Но заснуть не получалось. В голове у него была только ненависть. Ненависть к самому себе. На самого себя. И как угодно ещё. Казалось, кроме этого чувства уже и не осталось ничего. Андрей лежал в поту, хотя он ощущал, что замерзает. Состояние было точно при заболевании, как будто лихорадило. Не только чувства, но и мысли все слились воедино и образовывали теперь только осознание, глубокое и болезненное осознание, что он поступил неправильно. Голова болела. Андрей смотрел в грязную стену перед собой. Смотрел, но ни черта не видел не только грязи, но и самих стен.

Он не заметил, как выбежал Чапкин. Не заметил, как Чапкин вернулся вместе с капитаном — ответственным по бригаде. Капитан заявился в три ночи. Это был штабной капитан по фамилии Лизоблюдов, он хорошо знал военное дело в теории и на бумаге, но от практики был далёк. 

— А почему это у тебя солдат в одежде спит? А? дежурный?! Я спрашиваю! В одежде — бушлат, в берцах даже! Хорошо ещё, шапку додумался снять!.. — Капитан ухмыльнулся, точно сказал острóту. — Что делать будем? товарищ рядовой?!

— Товарищ капитан! — выкручивался, как умел, Чапкин. — Холодно же! Мороз на улице! У нас обогреватель не греет совсем!..

— Раздеваться надо и под одеяло лезть, чтоб тепло было! — прервал его Лизоблюдов, который даже и не видел постели под этим грязным одеялом. Он, этот чистоплюй, знающий всё только в теории, вряд ли бы сам лёг спать на такие грязные, продранные простыни, которые бог весть когда с кровати снимались и стирались.

Но что толку переубеждать штабного капитана, если он вынес уже свой приговор? — решил Слава.

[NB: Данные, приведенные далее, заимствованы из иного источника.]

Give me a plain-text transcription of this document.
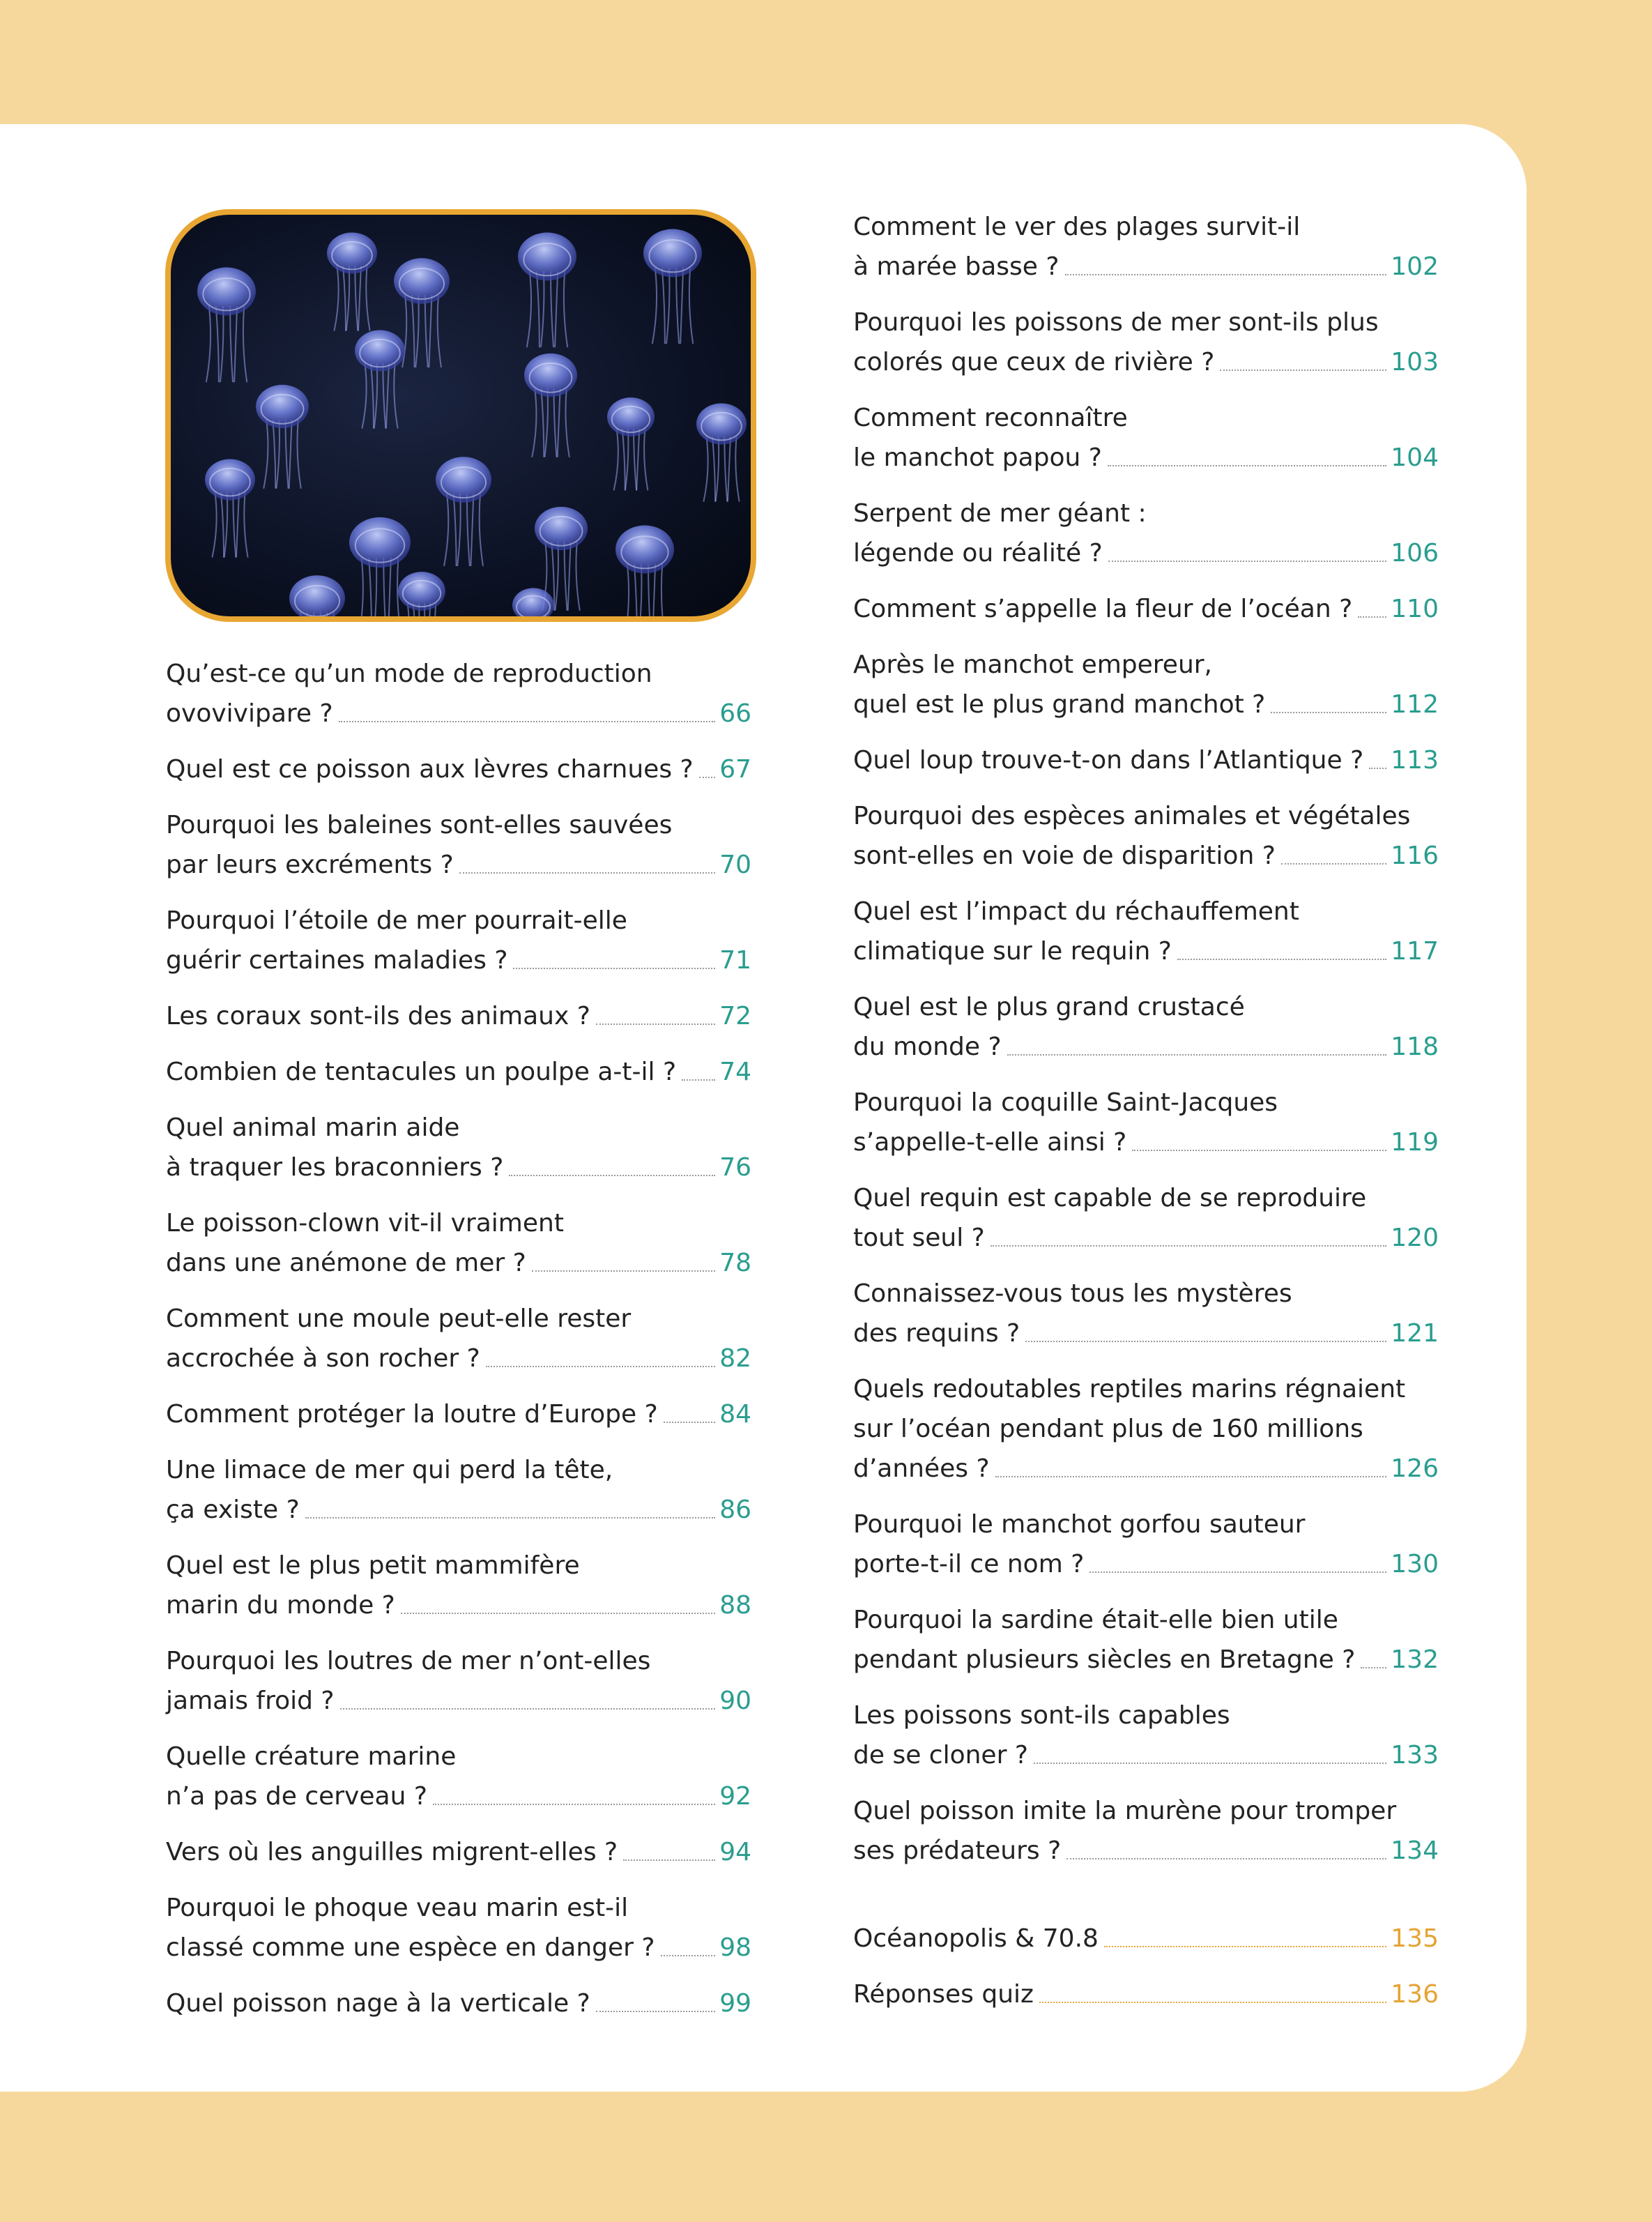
Qu’est-ce qu’un mode de reproduction
ovovivipare ?	66
Quel est ce poisson aux lèvres charnues ? 67
Pourquoi les baleines sont-elles sauvées
par leurs excréments ?	70
Pourquoi l’étoile de mer pourrait-elle
guérir certaines maladies ?	71
Les coraux sont-ils des animaux ?	72
Combien de tentacules un poulpe a-t-il ? 74
Quel animal marin aide
à traquer les braconniers ?	76
Le poisson-clown vit-il vraiment
dans une anémone de mer ?	78
Comment une moule peut-elle rester
accrochée à son rocher ?	82
Comment protéger la loutre d’Europe ? 84
Une limace de mer qui perd la tête,
ça existe ?	86
Quel est le plus petit mammifère
marin du monde ?	88
Pourquoi les loutres de mer n’ont-elles
jamais froid ?	90
Quelle créature marine
n’a pas de cerveau ?	92
Vers où les anguilles migrent-elles ?	94
Pourquoi le phoque veau marin est-il
classé comme une espèce en danger ?	98
Quel poisson nage à la verticale ?	99
Comment le ver des plages survit-il
à marée basse ?	102
Pourquoi les poissons de mer sont-ils plus
colorés que ceux de rivière ?	103
Comment reconnaître
le manchot papou ?	104
Serpent de mer géant :
légende ou réalité ?	106
Comment s’appelle la fleur de l’océan ? 110
Après le manchot empereur,
quel est le plus grand manchot ?	112
Quel loup trouve-t-on dans l’Atlantique ? 113
Pourquoi des espèces animales et végétales
sont-elles en voie de disparition ?	116
Quel est l’impact du réchauffement
climatique sur le requin ?	117
Quel est le plus grand crustacé
du monde ?	118
Pourquoi la coquille Saint-Jacques
s’appelle-t-elle ainsi ?	119
Quel requin est capable de se reproduire
tout seul ?	120
Connaissez-vous tous les mystères
des requins ?	121
Quels redoutables reptiles marins régnaient
sur l’océan pendant plus de 160 millions
d’années ?	126
Pourquoi le manchot gorfou sauteur
porte-t-il ce nom ?	130
Pourquoi la sardine était-elle bien utile
pendant plusieurs siècles en Bretagne ? 132
Les poissons sont-ils capables
de se cloner ?	133
Quel poisson imite la murène pour tromper
ses prédateurs ?	134
Océanopolis & 70.8	135
Réponses quiz	136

Приговор оставалось лишь огласить, что капитан и не замедлил сделать:

— Вы, товарищ дежурный, сняты с наряда вместе с вашим бойцом! Завтра снова заступите. Глядишь, умнее будете. Как его фамилия? Эй, боец, службу проспишь!.. Как звать-то тебя?.. — он стал было тормошить Андрея, но Андрей не спал и медленно сел в кровати, свесив ноги.

— Андрей, — сказал Андрей.

Капитан пристально посмотрел на него:

— Ты что же, не знаешь, как к старшим по званию обращаться?! — Лизоблюдов укоризненно-самодовольно посмотрел на Чапкина.— Ну так что же?

— Знаю, товарищ капитан.

— И?

Андрей вытянулся по стойке «смирно» и сделал вид, что отдаёт честь, задрав руку к голове. Но было во всём этом уже куда больше насмешки, чем старания.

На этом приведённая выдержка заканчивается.